Her casual acceptance of his need to see she was real surprised and pleased him. As he tried to think of something clever to say, a tall brunette in surgical scrubs came in. She stopped momentarily at the first bed and talked quietly with the woman in the other bed, then came to Barbara’s bed. “You are looking chipper.” She turned to Deja. “Your visits do brighten her up.”
“That woman is a stinking ray of sunshine all the time,” the woman in the other bed said, wheezing. “Too good to shut up, accept God’s will, and die.”
“Good for you,” James told Barbara. “And by the way, you do seem very real.”
“You see, doctor, my sister brought me a handsome young man to look at.
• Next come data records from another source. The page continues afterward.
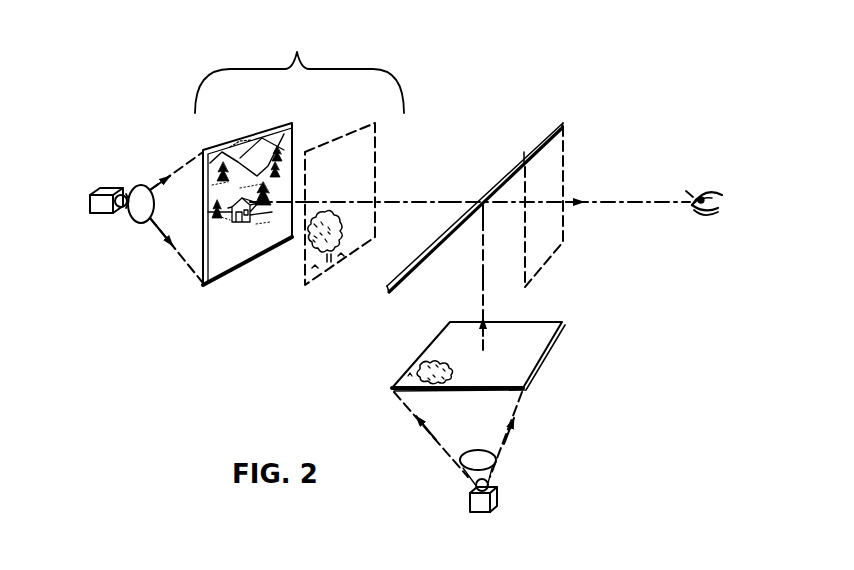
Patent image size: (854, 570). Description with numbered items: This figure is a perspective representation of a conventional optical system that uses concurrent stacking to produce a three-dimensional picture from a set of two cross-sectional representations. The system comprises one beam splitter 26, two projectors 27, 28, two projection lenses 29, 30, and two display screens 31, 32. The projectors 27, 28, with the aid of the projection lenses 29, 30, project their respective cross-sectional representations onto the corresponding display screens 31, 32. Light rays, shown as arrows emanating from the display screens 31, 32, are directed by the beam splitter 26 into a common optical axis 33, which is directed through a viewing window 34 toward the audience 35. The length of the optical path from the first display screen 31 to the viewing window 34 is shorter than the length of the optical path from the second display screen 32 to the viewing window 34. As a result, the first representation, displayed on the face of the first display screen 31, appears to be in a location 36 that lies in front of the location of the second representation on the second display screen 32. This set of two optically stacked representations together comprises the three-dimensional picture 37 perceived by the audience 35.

The beam splitter 26 is at (537, 147).
The projector 27 is at (495, 495).
The projector 28 is at (103, 192).
The projection lens 29 is at (490, 462).
The projection lens 30 is at (140, 188).
The first display screen 31 is at (533, 346).
The second display screen 32 is at (228, 263).
The common optical axis 33 is at (635, 201).
The viewing window 34 is at (550, 166).
The audience 35 is at (719, 196).
The location of first representation 36 is at (348, 248).
The three-dimensional picture 37 is at (299, 68).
Is that a real kindness or what?”
“Unfortunately, I’m afraid we need to kick you all out,” the doctor said. “I need to do a couple of final checks on the test results we got the other day. It’s just follow up work, but I want to be complete and it will take an hour.”
“Of course,” Deja said. “I’ll be back tomorrow, sis.”
“Bring good-looking with you,” Barbara said. “You come back when we can talk, you hear?”
James waved. “I look forward to it.”
As they left, Deja was close by him, wrapped in her thoughts. Without thinking, James put an arm around her. “What tests?”
“I told you that Alan left a thousand dollars for me at the desk for the first payment. I used it to pay for the tests they needed to run to see if she could benefit from that new procedure I told you about.”
“And they came out good?”
“Well, the initial results were promising. The doctor is finishing them up, but she was optimistic. Not that it matters now.”
“I can’t imagine you are giving up.”
She grinned. “No, of course not. I’m just faking a bit of pessimism to balance out my sister’s infernal and eternal optimism. The doctor tells me she has a few more long-shot ideas, some possible grants and experimental programs for me to apply to. And I’ll look into other possibilities, although at the moment I have no idea what that means or where to start looking.”
“You are resourceful. You’ll find something.”
“I am?” she wondered, but it was nice to know he thought so. That James thought she was resourceful was a compliment, and she needed all of those she could get.
CHAPTER EIGHT
After a lovely dinner in the hotel restaurant, a meal that seemed pastoral compared to their first evening together, they went back to the suite. Suddenly, Deja felt awkward being alone with James.